It’s hard to believe, but the American Political Science Association (APSA) is honoring a figure who defended a war most political scientists consider immoral and disastrous. I don’t know much about it, but I think I read somewhere that this same person once opposed the war. He reversed himself and even became an all-in cheerleader for it, possibly just to escape from the political wilderness. How dare the APSA honor him?

I refer, of course, not to Condoleezza Rice, this year’s recipient of the Hubert H. Humphrey Award. Rather, I refer to Lyndon B. Johnson’s vice president Hubert Humphrey, who went from supporting withdrawal from Vietnam in 1965 to defending the Vietnam War as “a necessary fight against Communism that provided jobs, hope and prosperity to suffering Vietnamese” just one year later. Michael Brenes, who is at work on a book on Humphrey, noted that Humphrey’s own advisers believe their man came around on the war because it was “his only way back into his boss’s good graces.”

Over 130 political scientists, some of them prominent, signed a letter protesting the decision to honor Rice. I don’t begrudge political scientists their right to raise the question of who does and does not deserve to be honored. When students at Princeton questioned how Princeton honors Woodrow Wilson, some conservatives welcomed revisiting what they consider his unmerited good reputation. Any sensible person asked to decide whether Condoleeza Rice deserves an award for “notable public service” would consider whether she has served honorably and well.

Defenders of the Iraq War do not deny that its prosecution included big miscalculations. Many defenders of the war on terror concede that waterboarding and other “enhanced interrogation techniques” are torture. A person who did not think about these things in adjudicating a question of honor might be accused of being frivolous about serious things.

The committee who chose Rice reportedly said that, of course, they considered Rice’s work as National Security Adviser from 2001-2005. But they also considered that “her action and that of her fellow members of the administration was taken in the heat of war, with incomplete information, and with urgent responses needed.” They argue that, to the extent she made mistakes, they are “overmatched by her other services to the country, especially [concerning] the reunification of Germany while serving in the first Bush administration and her promotion of policies of development aid under the second.” The committee also pointed out, as I noted at the outset, that the man after whom the award is named is not without blemish. The protesters have no complaint about honoring him.

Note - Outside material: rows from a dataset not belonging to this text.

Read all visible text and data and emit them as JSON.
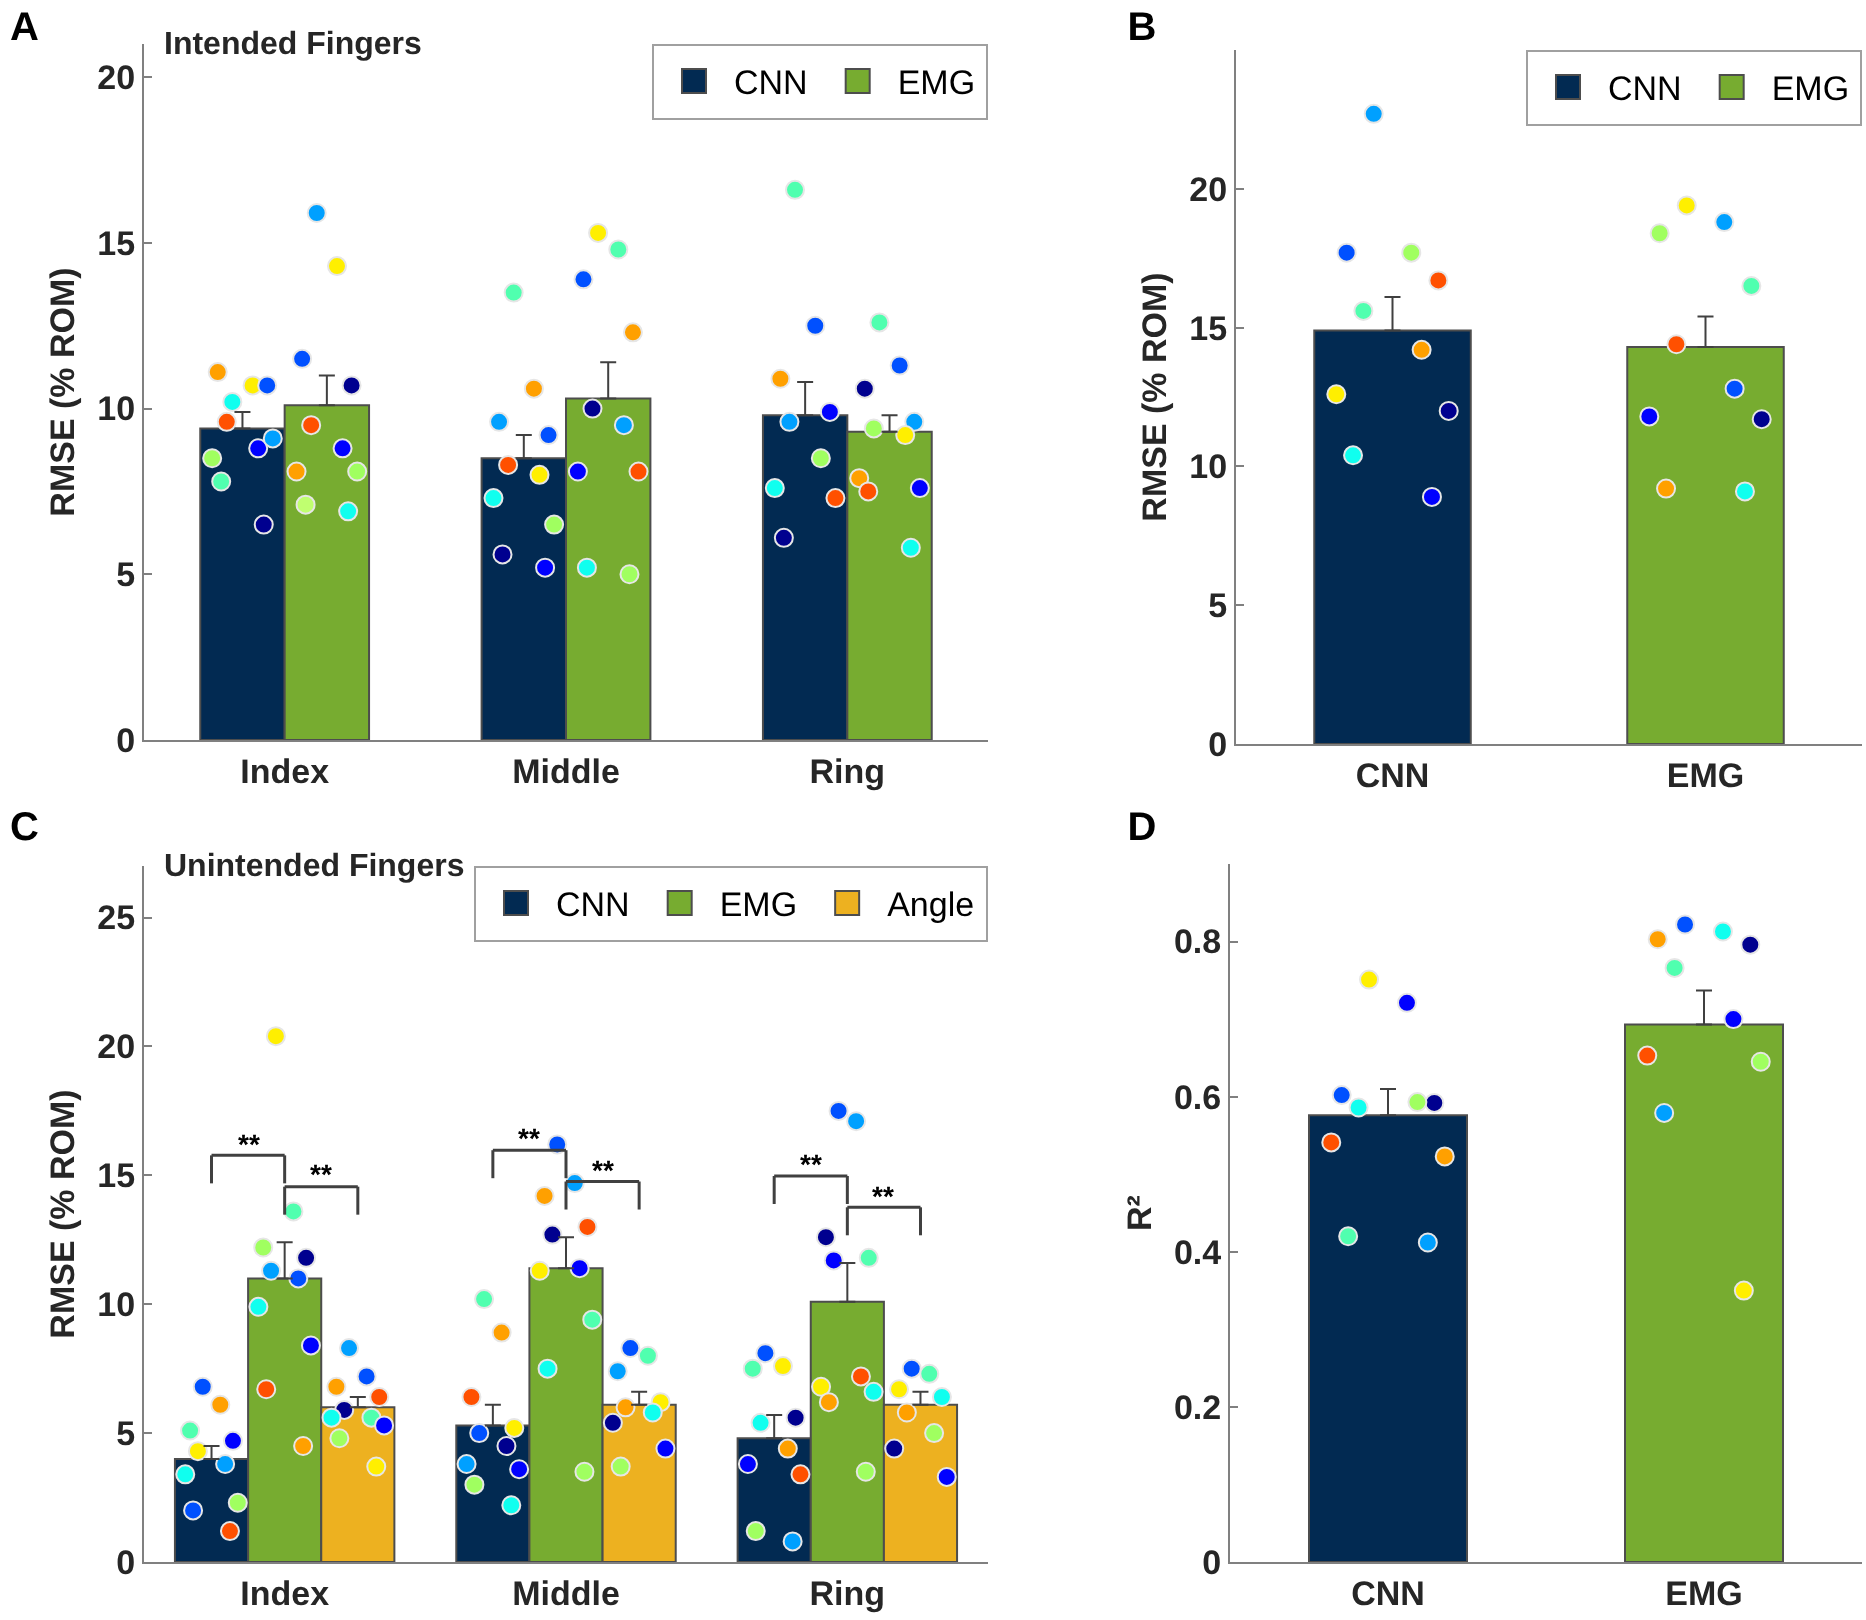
{
  "chart_data": [
    {
      "type": "bar",
      "title": "A",
      "subtitle": "Intended Fingers",
      "ylabel": "RMSE (% ROM)",
      "categories": [
        "Index",
        "Middle",
        "Ring"
      ],
      "ylim": [
        0,
        21
      ],
      "yticks": [
        0,
        5,
        10,
        15,
        20
      ],
      "legend": "top right",
      "grid": false,
      "marker": "circle",
      "series": [
        {
          "name": "CNN",
          "color": "#022a52",
          "values": [
            9.4,
            8.5,
            9.8
          ],
          "errors": [
            [
              9.4,
              9.9
            ],
            [
              8.5,
              9.2
            ],
            [
              9.8,
              10.8
            ]
          ]
        },
        {
          "name": "EMG",
          "color": "#77ac30",
          "values": [
            10.1,
            10.3,
            9.3
          ],
          "errors": [
            [
              10.1,
              11.0
            ],
            [
              10.3,
              11.4
            ],
            [
              9.3,
              9.8
            ]
          ]
        },
        {
          "type": "scatter",
          "x": [
            "Index",
            "Index",
            "Index",
            "Index",
            "Index",
            "Index",
            "Index",
            "Index",
            "Index",
            "Index",
            "Middle",
            "Middle",
            "Middle",
            "Middle",
            "Middle",
            "Middle",
            "Middle",
            "Middle",
            "Middle",
            "Middle",
            "Ring",
            "Ring",
            "Ring",
            "Ring",
            "Ring",
            "Ring",
            "Ring",
            "Ring",
            "Ring"
          ],
          "values": [
            10.2,
            10.7,
            11.1,
            10.7,
            9.6,
            8.8,
            8.5,
            9.1,
            7.8,
            6.5,
            13.5,
            10.6,
            9.6,
            9.2,
            8.3,
            8.0,
            7.3,
            6.5,
            5.6,
            5.2,
            16.6,
            12.5,
            10.9,
            9.9,
            9.6,
            8.5,
            7.6,
            7.3,
            6.1
          ],
          "colors": [
            "#10ffef",
            "#ffef00",
            "#ffa000",
            "#0050ff",
            "#ff5000",
            "#0000ff",
            "#a0ff60",
            "#00a0ff",
            "#50ffaf",
            "#00008f",
            "#50ffaf",
            "#ffa000",
            "#00a0ff",
            "#0050ff",
            "#ff5000",
            "#ffef00",
            "#10ffef",
            "#a0ff60",
            "#00008f",
            "#0000ff",
            "#50ffaf",
            "#0050ff",
            "#ffa000",
            "#0000ff",
            "#00a0ff",
            "#a0ff60",
            "#10ffef",
            "#ff5000",
            "#00008f"
          ]
        },
        {
          "type": "scatter",
          "x": [
            "Index",
            "Index",
            "Index",
            "Index",
            "Index",
            "Index",
            "Index",
            "Index",
            "Index",
            "Index",
            "Middle",
            "Middle",
            "Middle",
            "Middle",
            "Middle",
            "Middle",
            "Middle",
            "Middle",
            "Middle",
            "Middle",
            "Ring",
            "Ring",
            "Ring",
            "Ring",
            "Ring",
            "Ring",
            "Ring",
            "Ring",
            "Ring",
            "Ring"
          ],
          "values": [
            15.9,
            14.3,
            11.5,
            10.7,
            9.5,
            8.8,
            8.1,
            8.1,
            7.1,
            6.9,
            15.3,
            14.8,
            13.9,
            12.3,
            10.0,
            9.5,
            8.1,
            8.1,
            5.2,
            5.0,
            12.6,
            11.3,
            10.6,
            9.6,
            9.4,
            9.2,
            7.9,
            7.6,
            7.5,
            5.8
          ],
          "colors": [
            "#00a0ff",
            "#ffef00",
            "#0050ff",
            "#00008f",
            "#ff5000",
            "#0000ff",
            "#ffa000",
            "#a0ff60",
            "#c0ff70",
            "#10ffef",
            "#ffef00",
            "#50ffaf",
            "#0050ff",
            "#ffa000",
            "#00008f",
            "#00a0ff",
            "#0000ff",
            "#ff5000",
            "#10ffef",
            "#a0ff60",
            "#50ffaf",
            "#0050ff",
            "#00008f",
            "#00a0ff",
            "#a0ff60",
            "#ffef00",
            "#ffa000",
            "#0000ff",
            "#ff5000",
            "#10ffef"
          ]
        }
      ]
    },
    {
      "type": "bar",
      "title": "B",
      "ylabel": "RMSE (% ROM)",
      "categories": [
        "CNN",
        "EMG"
      ],
      "ylim": [
        0,
        25
      ],
      "yticks": [
        0,
        5,
        10,
        15,
        20
      ],
      "legend": "top right",
      "grid": false,
      "marker": "circle",
      "series": [
        {
          "name": "CNN",
          "color": "#022a52",
          "values": [
            14.9,
            null
          ],
          "errors": [
            [
              14.9,
              16.1
            ],
            null
          ]
        },
        {
          "name": "EMG",
          "color": "#77ac30",
          "values": [
            null,
            14.3
          ],
          "errors": [
            null,
            [
              14.3,
              15.4
            ]
          ]
        },
        {
          "type": "scatter",
          "x": [
            "CNN",
            "CNN",
            "CNN",
            "CNN",
            "CNN",
            "CNN",
            "CNN",
            "CNN",
            "CNN",
            "CNN"
          ],
          "values": [
            22.7,
            17.7,
            17.7,
            16.7,
            15.6,
            14.2,
            12.6,
            12.0,
            10.4,
            8.9
          ],
          "colors": [
            "#00a0ff",
            "#a0ff60",
            "#0050ff",
            "#ff5000",
            "#50ffaf",
            "#ffa000",
            "#ffef00",
            "#00008f",
            "#10ffef",
            "#0000ff"
          ]
        },
        {
          "type": "scatter",
          "x": [
            "EMG",
            "EMG",
            "EMG",
            "EMG",
            "EMG",
            "EMG",
            "EMG",
            "EMG",
            "EMG",
            "EMG"
          ],
          "values": [
            19.4,
            18.8,
            18.4,
            16.5,
            14.4,
            12.8,
            11.8,
            11.7,
            9.2,
            9.1
          ],
          "colors": [
            "#ffef00",
            "#00a0ff",
            "#a0ff60",
            "#50ffaf",
            "#ff5000",
            "#0050ff",
            "#0000ff",
            "#00008f",
            "#ffa000",
            "#10ffef"
          ]
        }
      ]
    },
    {
      "type": "bar",
      "title": "C",
      "subtitle": "Unintended Fingers",
      "ylabel": "RMSE (% ROM)",
      "categories": [
        "Index",
        "Middle",
        "Ring"
      ],
      "ylim": [
        0,
        27
      ],
      "yticks": [
        0,
        5,
        10,
        15,
        20,
        25
      ],
      "legend": "top right",
      "grid": false,
      "marker": "circle",
      "annotations": [
        "**",
        "**",
        "**",
        "**",
        "**",
        "**"
      ],
      "series": [
        {
          "name": "CNN",
          "color": "#022a52",
          "values": [
            4.0,
            5.3,
            4.8
          ],
          "errors": [
            [
              4.0,
              4.5
            ],
            [
              5.3,
              6.1
            ],
            [
              4.8,
              5.7
            ]
          ]
        },
        {
          "name": "EMG",
          "color": "#77ac30",
          "values": [
            11.0,
            11.4,
            10.1
          ],
          "errors": [
            [
              11.0,
              12.4
            ],
            [
              11.4,
              12.6
            ],
            [
              10.1,
              11.6
            ]
          ]
        },
        {
          "name": "Angle",
          "color": "#edb120",
          "values": [
            6.0,
            6.1,
            6.1
          ],
          "errors": [
            [
              6.0,
              6.4
            ],
            [
              6.1,
              6.6
            ],
            [
              6.1,
              6.6
            ]
          ]
        },
        {
          "type": "scatter",
          "x": [
            "Index",
            "Index",
            "Index",
            "Index",
            "Index",
            "Index",
            "Index",
            "Index",
            "Index",
            "Index",
            "Middle",
            "Middle",
            "Middle",
            "Middle",
            "Middle",
            "Middle",
            "Middle",
            "Middle",
            "Middle",
            "Middle",
            "Ring",
            "Ring",
            "Ring",
            "Ring",
            "Ring",
            "Ring",
            "Ring",
            "Ring",
            "Ring",
            "Ring"
          ],
          "values": [
            6.8,
            6.1,
            5.1,
            4.7,
            4.3,
            3.8,
            3.4,
            2.3,
            2.0,
            1.2,
            10.2,
            8.9,
            6.4,
            5.2,
            5.0,
            4.5,
            3.8,
            3.6,
            3.0,
            2.2,
            8.1,
            7.6,
            7.5,
            5.6,
            5.4,
            4.4,
            3.8,
            3.4,
            1.2,
            0.8
          ],
          "colors": [
            "#0050ff",
            "#ffa000",
            "#50ffaf",
            "#0000ff",
            "#ffef00",
            "#00a0ff",
            "#10ffef",
            "#a0ff60",
            "#0050ff",
            "#ff5000",
            "#50ffaf",
            "#ffa000",
            "#ff5000",
            "#ffef00",
            "#0050ff",
            "#00008f",
            "#00a0ff",
            "#0000ff",
            "#a0ff60",
            "#10ffef",
            "#0050ff",
            "#ffef00",
            "#50ffaf",
            "#00008f",
            "#10ffef",
            "#ffa000",
            "#0000ff",
            "#ff5000",
            "#a0ff60",
            "#00a0ff"
          ]
        },
        {
          "type": "scatter",
          "x": [
            "Index",
            "Index",
            "Index",
            "Index",
            "Index",
            "Index",
            "Index",
            "Index",
            "Index",
            "Index",
            "Middle",
            "Middle",
            "Middle",
            "Middle",
            "Middle",
            "Middle",
            "Middle",
            "Middle",
            "Middle",
            "Middle",
            "Ring",
            "Ring",
            "Ring",
            "Ring",
            "Ring",
            "Ring",
            "Ring",
            "Ring",
            "Ring",
            "Ring"
          ],
          "values": [
            20.4,
            13.6,
            12.2,
            11.8,
            11.3,
            11.0,
            9.9,
            8.4,
            6.7,
            4.5,
            16.2,
            14.7,
            14.2,
            13.0,
            12.7,
            11.4,
            11.3,
            9.4,
            7.5,
            3.5,
            17.5,
            17.1,
            12.6,
            11.8,
            11.7,
            7.2,
            6.8,
            6.6,
            6.2,
            3.5
          ],
          "colors": [
            "#ffef00",
            "#50ffaf",
            "#a0ff60",
            "#00008f",
            "#00a0ff",
            "#0050ff",
            "#10ffef",
            "#0000ff",
            "#ff5000",
            "#ffa000",
            "#0050ff",
            "#00a0ff",
            "#ffa000",
            "#ff5000",
            "#00008f",
            "#0000ff",
            "#ffef00",
            "#50ffaf",
            "#10ffef",
            "#a0ff60",
            "#0050ff",
            "#00a0ff",
            "#00008f",
            "#50ffaf",
            "#0000ff",
            "#ff5000",
            "#ffef00",
            "#10ffef",
            "#ffa000",
            "#a0ff60"
          ]
        },
        {
          "type": "scatter",
          "x": [
            "Index",
            "Index",
            "Index",
            "Index",
            "Index",
            "Index",
            "Index",
            "Index",
            "Index",
            "Index",
            "Middle",
            "Middle",
            "Middle",
            "Middle",
            "Middle",
            "Middle",
            "Middle",
            "Middle",
            "Middle",
            "Ring",
            "Ring",
            "Ring",
            "Ring",
            "Ring",
            "Ring",
            "Ring",
            "Ring"
          ],
          "values": [
            8.3,
            7.2,
            6.8,
            6.4,
            5.9,
            5.6,
            5.6,
            5.3,
            4.8,
            3.7,
            8.3,
            8.0,
            7.4,
            6.2,
            6.0,
            5.8,
            5.4,
            4.4,
            3.7,
            7.5,
            7.3,
            6.7,
            6.4,
            5.8,
            5.0,
            4.4,
            3.3
          ],
          "colors": [
            "#00a0ff",
            "#0050ff",
            "#ffa000",
            "#ff5000",
            "#00008f",
            "#50ffaf",
            "#10ffef",
            "#0000ff",
            "#a0ff60",
            "#ffef00",
            "#0050ff",
            "#50ffaf",
            "#00a0ff",
            "#ffef00",
            "#ffa000",
            "#10ffef",
            "#00008f",
            "#0000ff",
            "#a0ff60",
            "#0050ff",
            "#50ffaf",
            "#ffef00",
            "#10ffef",
            "#ffa000",
            "#a0ff60",
            "#00008f",
            "#0000ff"
          ]
        }
      ]
    },
    {
      "type": "bar",
      "title": "D",
      "ylabel": "R²",
      "categories": [
        "CNN",
        "EMG"
      ],
      "ylim": [
        0,
        0.9
      ],
      "yticks": [
        0,
        0.2,
        0.4,
        0.6,
        0.8
      ],
      "grid": false,
      "marker": "circle",
      "series": [
        {
          "colors": [
            "#022a52",
            "#77ac30"
          ],
          "values": [
            0.576,
            0.693
          ],
          "errors": [
            [
              0.576,
              0.61
            ],
            [
              0.693,
              0.737
            ]
          ]
        },
        {
          "type": "scatter",
          "x": [
            "CNN",
            "CNN",
            "CNN",
            "CNN",
            "CNN",
            "CNN",
            "CNN",
            "CNN",
            "CNN",
            "CNN"
          ],
          "values": [
            0.751,
            0.721,
            0.602,
            0.592,
            0.586,
            0.593,
            0.541,
            0.523,
            0.42,
            0.412
          ],
          "colors": [
            "#ffef00",
            "#0000ff",
            "#0050ff",
            "#00008f",
            "#10ffef",
            "#a0ff60",
            "#ff5000",
            "#ffa000",
            "#50ffaf",
            "#00a0ff"
          ]
        },
        {
          "type": "scatter",
          "x": [
            "EMG",
            "EMG",
            "EMG",
            "EMG",
            "EMG",
            "EMG",
            "EMG",
            "EMG",
            "EMG",
            "EMG"
          ],
          "values": [
            0.822,
            0.813,
            0.803,
            0.796,
            0.766,
            0.7,
            0.653,
            0.645,
            0.579,
            0.35
          ],
          "colors": [
            "#0050ff",
            "#10ffef",
            "#ffa000",
            "#00008f",
            "#50ffaf",
            "#0000ff",
            "#ff5000",
            "#a0ff60",
            "#00a0ff",
            "#ffef00"
          ]
        }
      ]
    }
  ]
}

If we take honor seriously, we should be judicious about dispensing honors. So, one need not accept the committee’s decision. It is possible to argue that some things, including torture, are indefensible. At the same time, if there is a duty to be judicious about the question of honor, there should be no special dispensation awarded.

During the Wilson controversy, political scientist Corey Robin proposed that Princeton rename the Woodrow Wilson School of Public Policy after W.E.B. DuBois., a renowned social scientist and a co-founder of the N.A.A.C.P. Yet, as Robin knew but chose not to discuss, DuBois hung on to his support for Josef Stalin after Stalin’s crimes were evident and after most on the left had abandoned him. I wrote that, if we want to take honor seriously we must not “substitute for one set of criteria for honoring public figures, perhaps not very thoughtful, another, about equally thoughtless, set of criteria.”

I doubt that very many of the signatories of the protest letter have examined Rice’s record as closely as the committee did. Some of them presumably read about her record somewhere, as I did about Humphrey’s. Their denunciation of “the deliberate and systematic lies that were told to the American public to encourage their support for the invasion of Iraq,” as well as their dismissal of the committee’s recognition of the circumstances under which decision makers operate, suggest that they subscribe to a bumper sticker “Bush lied. People died” view of the war. Moreover, they dismiss all discussions of Humphrey’s own record as “what-about-ism.”

But they’re wrong. The protesters do not just demand the rescinding of Condoleezza Rice’s award. They themselves concede that they are asserting a general principle to guide future committees and “screen out those who have participated in policies that have had the consequence of the systematic violation of the human rights of others.” To ask whether Humphrey and others, like George Washington, Franklin Delano Roosevelt, Barack Obama, or Hillary Clinton could survive such a screen is not “what-about-ism.” It’s a test of the principle.

Those who declare that such a test is beside the point run the risk of seeming to be motivated by zealotry, rather than by thoughtfulness about honor.